Le Tribunal Administratif d'Orléans, statuant en urgence, a rejeté le recours en excès de pouvoir formé par un conducteur contre la suspension de son permis de conduire. Le requérant contestait l'arrêté préfectoral de suspension, pris sur le fondement de l'article L. 224-2 du code de la route pour un excès de vitesse supérieur à 40 km/h, en arguant d'une erreur sur la vitesse limite applicable. Le tribunal a jugé que le conducteur n'apportait pas la preuve de ses allégations et que la mesure de suspension, justifiée par la gravité de l'infraction, n'était pas entachée d'erreur d'appréciation ou de disproportion.
Le Tribunal Administratif d'Orléans, statuant en urgence, donne acte du désistement pur et simple du requérant, M. A..., qui retirait sa demande d'annulation de la suspension de son permis de conduire. Par conséquent, le tribunal ne statue pas sur le fond du litige concernant la légalité de l'arrêté préfectoral. La procédure est close sans examen des moyens soulevés, notamment ceux tirés du code de la route et du code des relations entre le public et l'administration.
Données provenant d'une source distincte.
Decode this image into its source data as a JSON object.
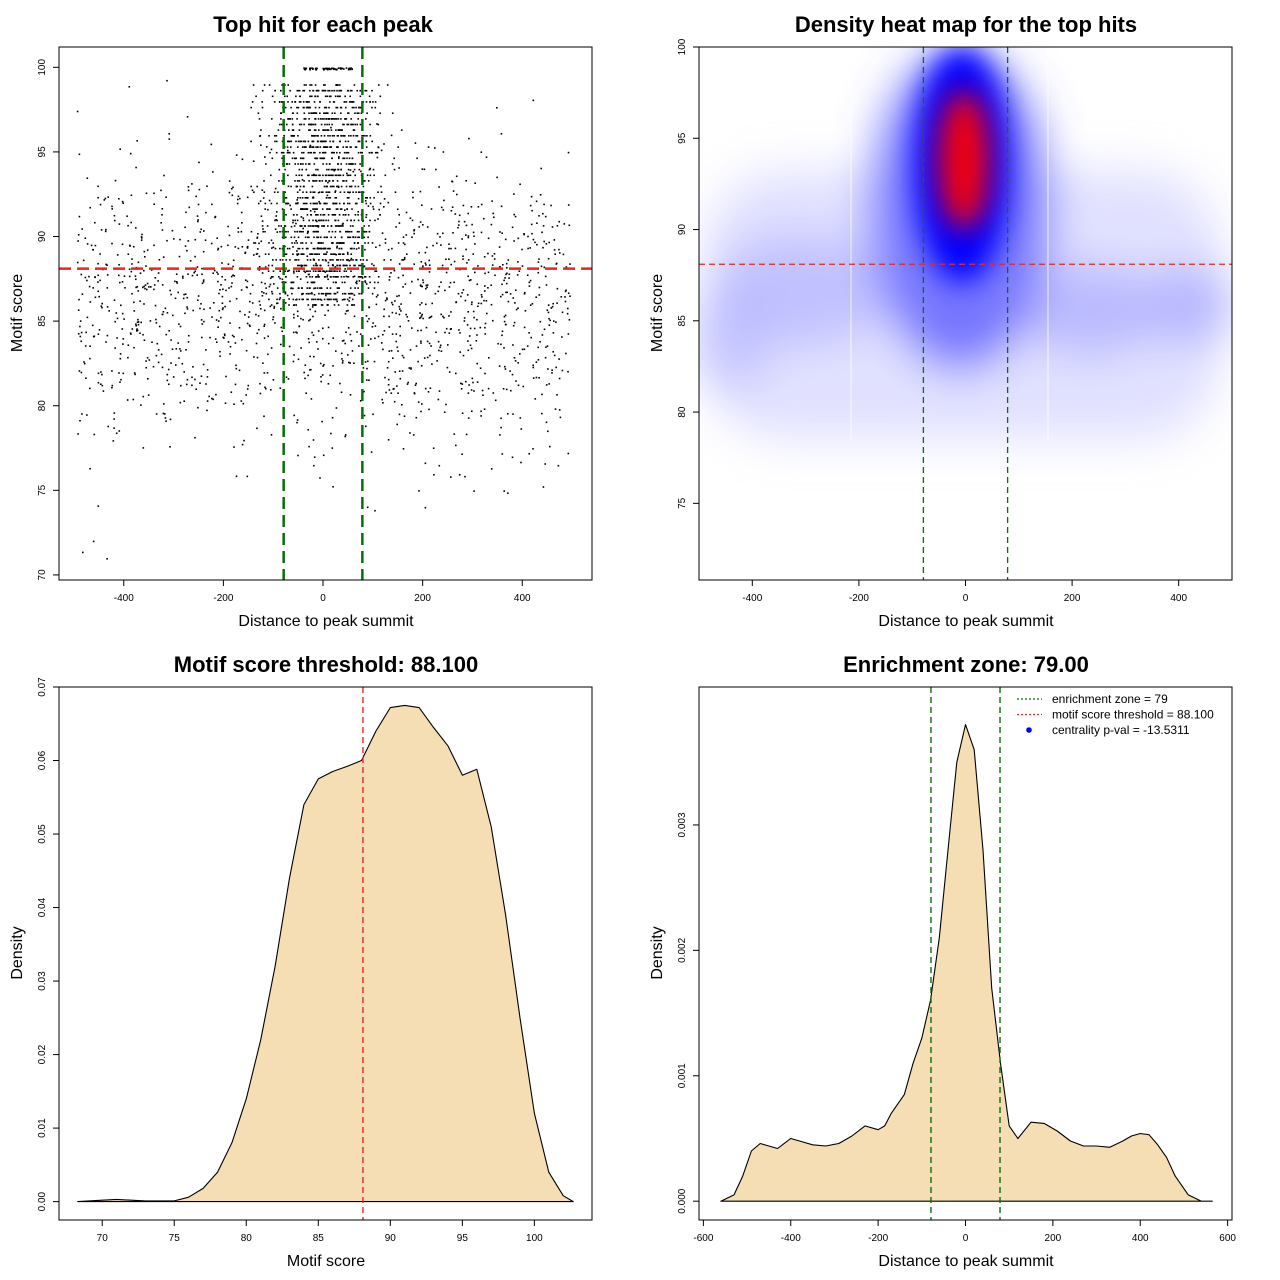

Le Tribunal administratif d'Orléans, statuant en référé, a ordonné au centre hospitalier de Vierzon de verser à la société Alterna Energie une provision de 139 941,88 euros. Cette somme correspond à des factures d'électricité impayées au titre d'un marché public, dont l'existence n'était pas sérieusement contestable, notamment en l'absence de mémoire en défense produit par l'hôpital. La décision s'appuie sur l'article R. 541-1 du code de justice administrative et rejette la demande d'injonction sous astreinte, tout en accordant 2 000 euros au titre des frais de procédure.
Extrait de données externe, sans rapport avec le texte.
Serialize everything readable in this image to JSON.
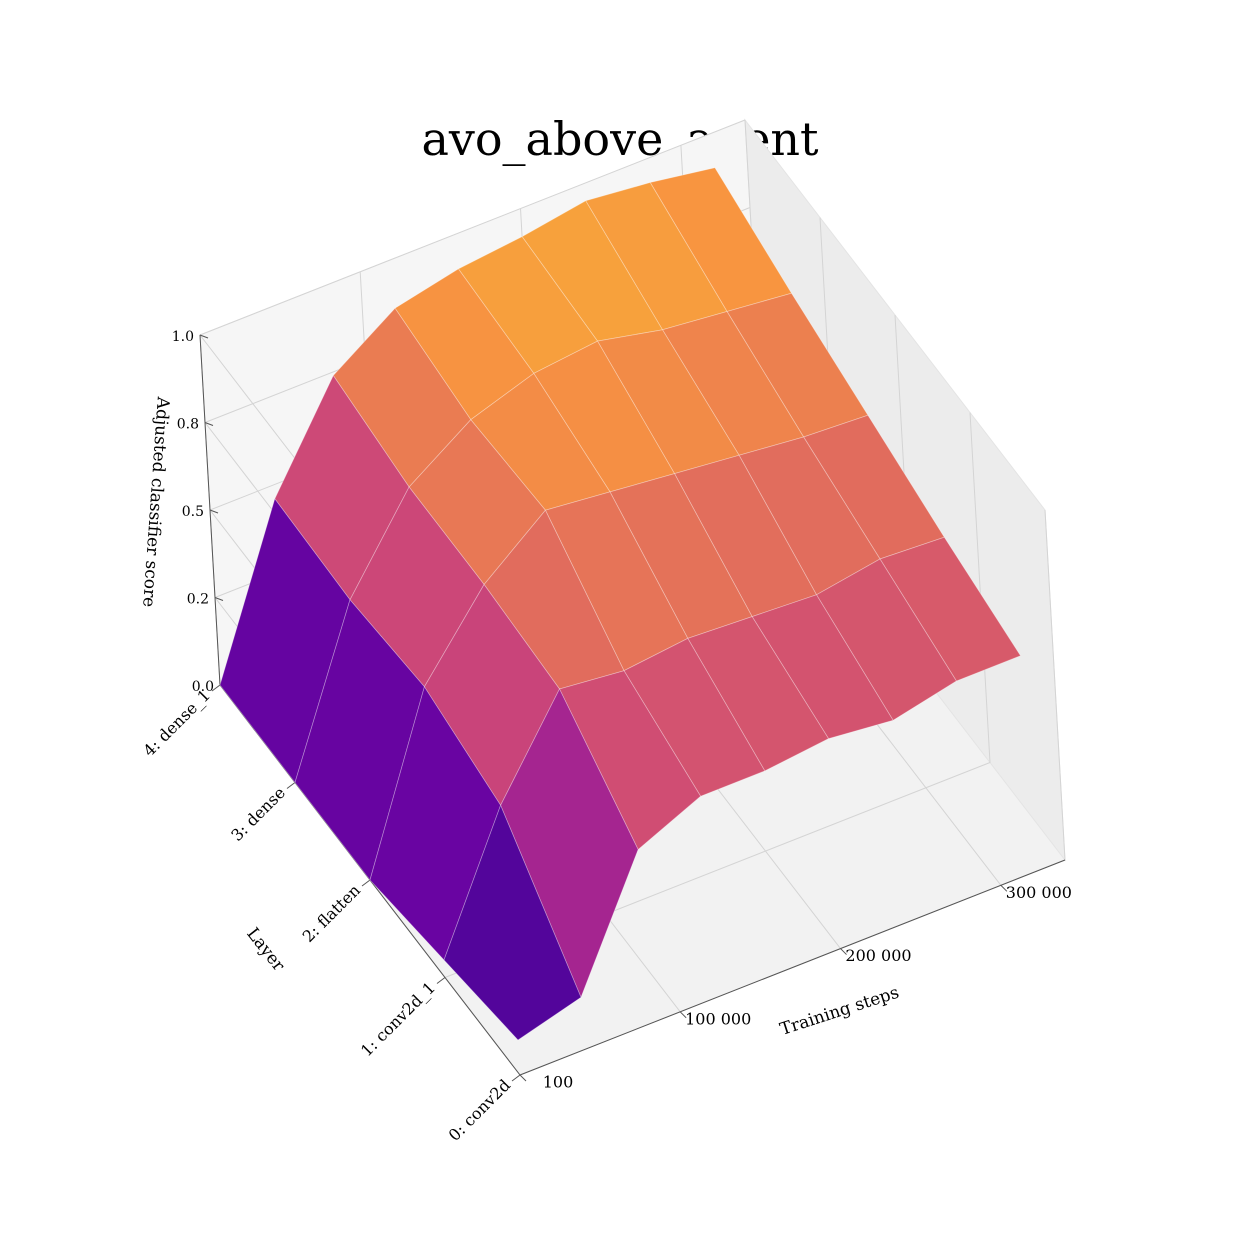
{
  "chart_data": {
    "type": "surface3d",
    "title": "avo_above_agent",
    "xlabel": "Training steps",
    "ylabel": "Layer",
    "zlabel": "Adjusted classifier score",
    "x": [
      100,
      40000,
      80000,
      120000,
      160000,
      200000,
      240000,
      280000,
      320000
    ],
    "x_ticks": [
      100,
      100000,
      200000,
      300000
    ],
    "x_tick_labels": [
      "100",
      "100 000",
      "200 000",
      "300 000"
    ],
    "y_categories": [
      "0: conv2d",
      "1: conv2d_1",
      "2: flatten",
      "3: dense",
      "4: dense_1"
    ],
    "z_ticks": [
      0.0,
      0.25,
      0.5,
      0.75,
      1.0
    ],
    "z_tick_labels": [
      "0.0",
      "0.2",
      "0.5",
      "0.8",
      "1.0"
    ],
    "zlim": [
      0,
      1
    ],
    "colormap": "plasma",
    "z": [
      [
        0.1,
        0.15,
        0.5,
        0.58,
        0.58,
        0.6,
        0.58,
        0.62,
        0.62
      ],
      [
        0.05,
        0.42,
        0.68,
        0.66,
        0.68,
        0.67,
        0.66,
        0.69,
        0.68
      ],
      [
        0.0,
        0.48,
        0.7,
        0.84,
        0.82,
        0.8,
        0.78,
        0.76,
        0.75
      ],
      [
        0.0,
        0.45,
        0.7,
        0.82,
        0.88,
        0.9,
        0.86,
        0.84,
        0.82
      ],
      [
        0.0,
        0.46,
        0.74,
        0.86,
        0.9,
        0.92,
        0.95,
        0.93,
        0.9
      ]
    ]
  }
}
Le Tribunal Administratif d'Orléans a rejeté la requête de Mme C..., une ressortissante congolaise, qui contestait le refus de renouvellement de son titre de séjour pour raisons médicales et l'obligation de quitter le territoire français. La juridiction a jugé que l'état de santé de la requérante, nécessitant un suivi médical, ne remplissait pas les conditions légales d'une « exceptionnelle gravité » au sens de l'article L. 425-9 du code de l'entrée et du séjour des étrangers et du droit d'asile, et qu'aucune méconnaissance des articles 3 et 8 de la Convention européenne des droits de l'homme n'était caractérisée. En conséquence, l'arrêté préfectoral de décembre 2025 est légal et la demande d'injonction de délivrer un titre de séjour ainsi que la demande d'allocation de somme sont rejetées.
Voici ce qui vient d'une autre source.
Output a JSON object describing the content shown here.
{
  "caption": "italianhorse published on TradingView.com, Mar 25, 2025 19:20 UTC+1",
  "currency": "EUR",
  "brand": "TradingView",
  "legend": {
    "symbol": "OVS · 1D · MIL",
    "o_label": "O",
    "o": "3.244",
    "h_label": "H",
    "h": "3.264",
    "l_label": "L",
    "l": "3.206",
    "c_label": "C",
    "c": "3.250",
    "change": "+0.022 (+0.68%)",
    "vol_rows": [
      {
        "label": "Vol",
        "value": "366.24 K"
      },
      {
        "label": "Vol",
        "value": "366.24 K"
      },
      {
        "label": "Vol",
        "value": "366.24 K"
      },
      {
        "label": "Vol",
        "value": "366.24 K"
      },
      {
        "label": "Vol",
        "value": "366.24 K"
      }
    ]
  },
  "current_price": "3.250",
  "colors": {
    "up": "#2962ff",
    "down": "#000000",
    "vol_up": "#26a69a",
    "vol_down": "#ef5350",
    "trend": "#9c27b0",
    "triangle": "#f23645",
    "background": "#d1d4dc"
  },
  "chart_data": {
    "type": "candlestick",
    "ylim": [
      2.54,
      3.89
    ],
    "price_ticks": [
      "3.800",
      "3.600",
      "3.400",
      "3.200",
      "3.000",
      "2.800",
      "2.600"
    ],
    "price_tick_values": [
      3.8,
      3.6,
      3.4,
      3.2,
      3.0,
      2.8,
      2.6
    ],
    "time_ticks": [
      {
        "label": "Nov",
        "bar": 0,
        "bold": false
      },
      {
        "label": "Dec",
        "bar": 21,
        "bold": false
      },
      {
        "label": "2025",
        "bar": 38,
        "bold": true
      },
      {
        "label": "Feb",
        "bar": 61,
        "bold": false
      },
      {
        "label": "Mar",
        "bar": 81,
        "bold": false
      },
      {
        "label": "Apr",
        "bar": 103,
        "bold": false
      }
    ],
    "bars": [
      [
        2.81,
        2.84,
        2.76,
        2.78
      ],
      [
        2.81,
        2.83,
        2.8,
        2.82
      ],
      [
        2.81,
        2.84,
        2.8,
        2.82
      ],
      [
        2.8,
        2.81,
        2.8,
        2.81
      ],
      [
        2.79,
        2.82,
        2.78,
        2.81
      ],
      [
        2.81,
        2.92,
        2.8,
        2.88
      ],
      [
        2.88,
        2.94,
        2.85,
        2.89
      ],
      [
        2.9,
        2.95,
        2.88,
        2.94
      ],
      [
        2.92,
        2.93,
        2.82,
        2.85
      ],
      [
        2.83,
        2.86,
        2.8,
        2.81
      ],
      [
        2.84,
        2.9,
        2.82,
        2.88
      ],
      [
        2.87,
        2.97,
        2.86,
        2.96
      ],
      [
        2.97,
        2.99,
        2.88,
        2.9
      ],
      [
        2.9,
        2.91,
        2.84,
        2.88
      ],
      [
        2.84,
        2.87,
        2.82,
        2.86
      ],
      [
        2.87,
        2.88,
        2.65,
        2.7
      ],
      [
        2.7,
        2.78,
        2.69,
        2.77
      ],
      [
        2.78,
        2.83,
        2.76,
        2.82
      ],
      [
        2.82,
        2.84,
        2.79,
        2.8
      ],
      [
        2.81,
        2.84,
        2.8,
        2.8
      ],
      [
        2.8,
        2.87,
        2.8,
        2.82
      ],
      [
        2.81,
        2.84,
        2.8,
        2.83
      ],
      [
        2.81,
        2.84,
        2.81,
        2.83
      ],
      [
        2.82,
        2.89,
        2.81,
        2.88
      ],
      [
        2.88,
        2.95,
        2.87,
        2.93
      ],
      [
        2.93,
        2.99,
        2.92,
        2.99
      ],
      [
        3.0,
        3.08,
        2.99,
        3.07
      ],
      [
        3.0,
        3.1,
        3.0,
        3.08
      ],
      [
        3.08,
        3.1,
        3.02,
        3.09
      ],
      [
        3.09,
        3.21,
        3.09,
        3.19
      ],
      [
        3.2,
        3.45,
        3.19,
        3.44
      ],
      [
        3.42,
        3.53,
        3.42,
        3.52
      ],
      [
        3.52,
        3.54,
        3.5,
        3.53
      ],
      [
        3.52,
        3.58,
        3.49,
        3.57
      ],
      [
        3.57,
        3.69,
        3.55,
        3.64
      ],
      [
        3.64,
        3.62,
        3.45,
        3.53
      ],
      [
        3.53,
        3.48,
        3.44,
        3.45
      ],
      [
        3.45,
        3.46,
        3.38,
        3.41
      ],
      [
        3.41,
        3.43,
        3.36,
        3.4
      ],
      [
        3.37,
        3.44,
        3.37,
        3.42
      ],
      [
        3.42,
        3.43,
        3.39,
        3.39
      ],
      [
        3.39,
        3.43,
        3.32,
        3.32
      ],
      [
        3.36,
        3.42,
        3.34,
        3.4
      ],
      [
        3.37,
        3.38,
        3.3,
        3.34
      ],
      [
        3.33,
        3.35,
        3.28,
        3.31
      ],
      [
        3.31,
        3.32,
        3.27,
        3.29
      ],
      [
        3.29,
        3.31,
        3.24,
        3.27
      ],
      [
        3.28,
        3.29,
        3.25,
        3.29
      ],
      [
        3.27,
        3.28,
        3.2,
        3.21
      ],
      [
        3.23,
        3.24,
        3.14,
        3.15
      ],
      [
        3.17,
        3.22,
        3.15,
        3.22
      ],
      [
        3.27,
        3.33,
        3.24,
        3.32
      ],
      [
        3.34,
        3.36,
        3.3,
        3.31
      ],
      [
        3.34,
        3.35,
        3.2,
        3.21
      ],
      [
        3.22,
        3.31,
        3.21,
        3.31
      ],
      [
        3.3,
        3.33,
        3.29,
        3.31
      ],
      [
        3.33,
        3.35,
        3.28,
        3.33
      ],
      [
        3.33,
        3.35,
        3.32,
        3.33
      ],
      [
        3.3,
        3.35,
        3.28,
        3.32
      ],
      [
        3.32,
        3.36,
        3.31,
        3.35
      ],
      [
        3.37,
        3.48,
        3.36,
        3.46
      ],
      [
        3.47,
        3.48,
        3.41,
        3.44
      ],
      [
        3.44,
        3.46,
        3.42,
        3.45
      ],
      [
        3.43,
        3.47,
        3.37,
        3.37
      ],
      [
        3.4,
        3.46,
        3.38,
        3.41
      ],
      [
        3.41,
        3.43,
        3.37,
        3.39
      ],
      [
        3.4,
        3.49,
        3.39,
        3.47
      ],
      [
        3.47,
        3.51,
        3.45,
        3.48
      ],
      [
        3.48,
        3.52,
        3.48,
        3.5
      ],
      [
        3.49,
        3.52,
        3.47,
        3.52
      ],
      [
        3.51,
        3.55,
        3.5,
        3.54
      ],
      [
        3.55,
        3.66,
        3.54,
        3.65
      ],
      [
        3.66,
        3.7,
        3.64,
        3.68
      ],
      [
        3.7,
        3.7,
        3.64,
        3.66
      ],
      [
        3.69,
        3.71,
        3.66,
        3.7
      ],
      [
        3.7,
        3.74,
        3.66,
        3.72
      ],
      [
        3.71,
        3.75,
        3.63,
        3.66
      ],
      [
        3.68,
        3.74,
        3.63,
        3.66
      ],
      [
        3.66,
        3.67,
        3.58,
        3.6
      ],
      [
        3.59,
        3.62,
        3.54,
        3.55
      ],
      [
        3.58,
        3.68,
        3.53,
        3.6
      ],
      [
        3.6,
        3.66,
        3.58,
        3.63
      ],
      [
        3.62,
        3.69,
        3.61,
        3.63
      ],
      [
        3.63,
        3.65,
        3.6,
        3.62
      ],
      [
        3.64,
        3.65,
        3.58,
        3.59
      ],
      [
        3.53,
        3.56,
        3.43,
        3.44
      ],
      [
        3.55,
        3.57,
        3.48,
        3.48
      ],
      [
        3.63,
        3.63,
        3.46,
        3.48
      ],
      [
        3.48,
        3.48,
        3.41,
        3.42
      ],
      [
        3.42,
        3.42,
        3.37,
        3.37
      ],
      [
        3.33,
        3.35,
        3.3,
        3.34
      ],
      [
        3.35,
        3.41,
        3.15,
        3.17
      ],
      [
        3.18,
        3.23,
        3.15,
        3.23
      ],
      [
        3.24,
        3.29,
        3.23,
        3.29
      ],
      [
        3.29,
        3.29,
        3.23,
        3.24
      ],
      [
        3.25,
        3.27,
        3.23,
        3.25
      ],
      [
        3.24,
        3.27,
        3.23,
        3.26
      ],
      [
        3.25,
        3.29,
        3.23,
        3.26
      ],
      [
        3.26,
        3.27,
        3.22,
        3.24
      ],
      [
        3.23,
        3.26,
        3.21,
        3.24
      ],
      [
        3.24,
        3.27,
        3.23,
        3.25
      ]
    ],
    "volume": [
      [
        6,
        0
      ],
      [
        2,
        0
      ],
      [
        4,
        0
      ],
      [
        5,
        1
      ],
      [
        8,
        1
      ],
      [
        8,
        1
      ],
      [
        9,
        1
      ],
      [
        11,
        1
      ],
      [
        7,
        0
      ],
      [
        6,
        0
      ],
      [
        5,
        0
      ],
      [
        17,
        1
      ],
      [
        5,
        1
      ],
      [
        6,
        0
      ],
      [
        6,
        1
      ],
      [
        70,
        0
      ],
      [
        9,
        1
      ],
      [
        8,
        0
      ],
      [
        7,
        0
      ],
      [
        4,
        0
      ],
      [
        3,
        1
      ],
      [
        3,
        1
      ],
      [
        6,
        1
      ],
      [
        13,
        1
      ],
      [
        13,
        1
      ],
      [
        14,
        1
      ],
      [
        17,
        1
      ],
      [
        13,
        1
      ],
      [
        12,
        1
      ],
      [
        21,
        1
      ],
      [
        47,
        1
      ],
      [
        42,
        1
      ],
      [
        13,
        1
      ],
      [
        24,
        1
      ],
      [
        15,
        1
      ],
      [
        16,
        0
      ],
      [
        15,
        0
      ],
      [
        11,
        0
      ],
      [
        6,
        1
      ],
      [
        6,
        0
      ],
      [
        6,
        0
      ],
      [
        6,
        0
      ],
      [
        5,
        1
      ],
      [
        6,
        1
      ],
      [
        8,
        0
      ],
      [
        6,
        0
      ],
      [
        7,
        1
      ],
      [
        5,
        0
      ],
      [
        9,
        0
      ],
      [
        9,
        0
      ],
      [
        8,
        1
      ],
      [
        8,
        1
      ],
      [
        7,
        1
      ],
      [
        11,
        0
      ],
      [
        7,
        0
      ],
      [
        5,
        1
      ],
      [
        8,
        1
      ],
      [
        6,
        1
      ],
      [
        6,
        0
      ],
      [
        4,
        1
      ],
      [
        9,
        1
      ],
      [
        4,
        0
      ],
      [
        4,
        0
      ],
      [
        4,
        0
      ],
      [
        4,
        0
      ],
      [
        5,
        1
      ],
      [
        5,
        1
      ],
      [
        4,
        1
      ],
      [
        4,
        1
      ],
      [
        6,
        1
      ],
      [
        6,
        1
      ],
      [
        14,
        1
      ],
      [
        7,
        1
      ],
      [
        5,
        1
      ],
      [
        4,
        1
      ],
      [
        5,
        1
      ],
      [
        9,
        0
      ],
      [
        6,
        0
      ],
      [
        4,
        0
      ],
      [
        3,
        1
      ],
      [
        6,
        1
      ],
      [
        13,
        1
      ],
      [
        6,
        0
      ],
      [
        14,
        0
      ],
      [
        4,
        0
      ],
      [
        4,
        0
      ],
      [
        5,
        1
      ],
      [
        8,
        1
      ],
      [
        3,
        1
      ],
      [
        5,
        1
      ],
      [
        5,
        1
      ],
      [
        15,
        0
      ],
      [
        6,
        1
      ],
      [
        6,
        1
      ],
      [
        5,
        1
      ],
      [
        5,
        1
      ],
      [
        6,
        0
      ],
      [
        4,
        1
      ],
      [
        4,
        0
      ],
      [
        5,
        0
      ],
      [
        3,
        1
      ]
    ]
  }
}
Le Tribunal Administratif d'Orléans a rejeté la requête de M. B... visant à annuler l'arrêté préfectoral refusant le renouvellement de son titre de séjour et lui enjoignant de quitter le territoire français. Le tribunal a estimé que les décisions étaient suffisamment motivées, notamment au regard de l'absence de contrat de travail stable malgré un avis conditionnellement favorable de la commission du titre de séjour, et qu'elles ne méconnaissaient pas les stipulations de l'article 8 de la Convention européenne des droits de l'homme. La juridiction a appliqué les dispositions du code de l'entrée et du séjour des étrangers et du droit d'asile.
Le Tribunal administratif d'Orléans, statuant en référé, a rejeté la demande de provision de M. C... visant le versement de 256,80 euros par le département du Loiret au titre de sa rémunération. Le juge a estimé, en application de l'article R. 541-1 du code de justice administrative, que l'existence des créances pour les heures de remplacement d'août et la retenue sur salaire d'octobre 2025 était sérieusement contestable. Cette contestation s'appuie sur la reconnaissance par le requérant de l'inexistence de la première créance et sur la justification par l'administration de la seconde par une absence injustifiée.